Commerce Bancshares (CBSH), the regional lender, increased net interest income by $15.2 million QoQ to $315.1 million as net interest margin expanded 18 bps to 3.77%. NII rose 12.5% YoY, while the margin stood 7 bps above its year-earlier level.
The margin widened even as loan yield declined 6 bps to 5.73%. Investment-securities yield increased 45 bps to 3.42%, lifting total earning-asset yield by 13 bps, while the cost of interest-bearing liabilities fell 4 bps to 1.68%. Commerce sold its available-for-sale TIPS holdings, recognizing a $97.7 million loss that was offset by a $105.4 million Visa-stock gain. Management said the repositioning raised the portfolio yield and made future NII and margin more durable.

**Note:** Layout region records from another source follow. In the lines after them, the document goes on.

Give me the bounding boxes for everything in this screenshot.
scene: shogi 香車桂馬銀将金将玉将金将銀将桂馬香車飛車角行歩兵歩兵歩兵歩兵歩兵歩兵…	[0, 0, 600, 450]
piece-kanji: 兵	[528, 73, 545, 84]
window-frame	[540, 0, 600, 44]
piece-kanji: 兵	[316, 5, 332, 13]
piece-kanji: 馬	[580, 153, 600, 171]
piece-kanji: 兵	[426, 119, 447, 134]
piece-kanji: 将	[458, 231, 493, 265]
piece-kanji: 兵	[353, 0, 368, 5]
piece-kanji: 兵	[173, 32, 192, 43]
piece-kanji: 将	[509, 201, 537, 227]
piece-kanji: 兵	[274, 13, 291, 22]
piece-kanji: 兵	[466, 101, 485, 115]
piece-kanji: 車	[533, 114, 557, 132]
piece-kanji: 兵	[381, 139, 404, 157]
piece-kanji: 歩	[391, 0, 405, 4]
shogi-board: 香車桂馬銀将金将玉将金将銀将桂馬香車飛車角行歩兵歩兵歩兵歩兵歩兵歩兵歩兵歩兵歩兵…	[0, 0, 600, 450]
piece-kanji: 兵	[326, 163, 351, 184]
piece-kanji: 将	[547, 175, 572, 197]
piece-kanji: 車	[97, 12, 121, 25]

Loan growth normalized after the FineMark acquisition drove a 15.2% first-quarter increase. Average loans rose 0.9% QoQ to $20.5 billion and were $3.0 billion higher YoY, with FineMark accounting for $2.7 billion of that increase. Business loans added $177.2 million sequentially, while construction and average credit-card balances declined.

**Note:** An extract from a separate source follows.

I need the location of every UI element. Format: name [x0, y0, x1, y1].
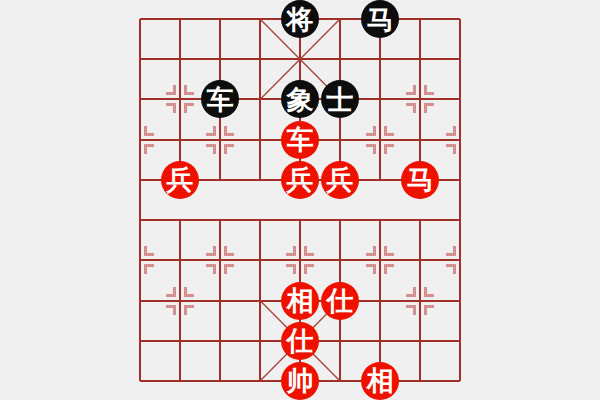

Average deposits fell 0.5% QoQ to $27.6 billion after rising 8.2% in the first quarter, though balances remained about 10.6% above the prior-year period, primarily because of FineMark. The funding mix improved as non-interest-bearing deposits increased $160.3 million and interest checking and money-market balances declined $249.2 million. The cost of interest-bearing deposits dropped 4 bps to 1.57%, extending its decline from 1.71% in the third quarter of 2024.
Fee income provided another lift. Non-interest income increased 4.5% QoQ and 11.0% YoY to $183.8 million, with bank-card fees rising 5.6% sequentially and trust fees advancing 28.7% from a year earlier. Expenses grew 2.0% QoQ to $297.1 million, while the efficiency ratio improved 160 bps to 58.40% as acquisition-related pressure eased.
Credit costs also declined. Provision for credit losses fell to $8.7 million from $11.0 million QoQ, and net charge-offs dropped to $9.5 million, lowering the annualized charge-off ratio by 11 bps to 0.19%. The allowance decreased $3.2 million to $195.4 million, or 0.94% of loans, while nonaccruals remained at 0.06%.
Commerce repurchased about 2.1 million shares for $110 million at an average $53.03, increasing capital deployment from more than $84 million in the first quarter. The Tier I leverage ratio still rose 21 bps QoQ to 12.81%, and tangible common equity increased 32 bps to 11.39% of tangible assets. With deposit costs declining and the repositioned securities portfolio earning more, management expects the balance-sheet changes to support more durable net interest income and margin.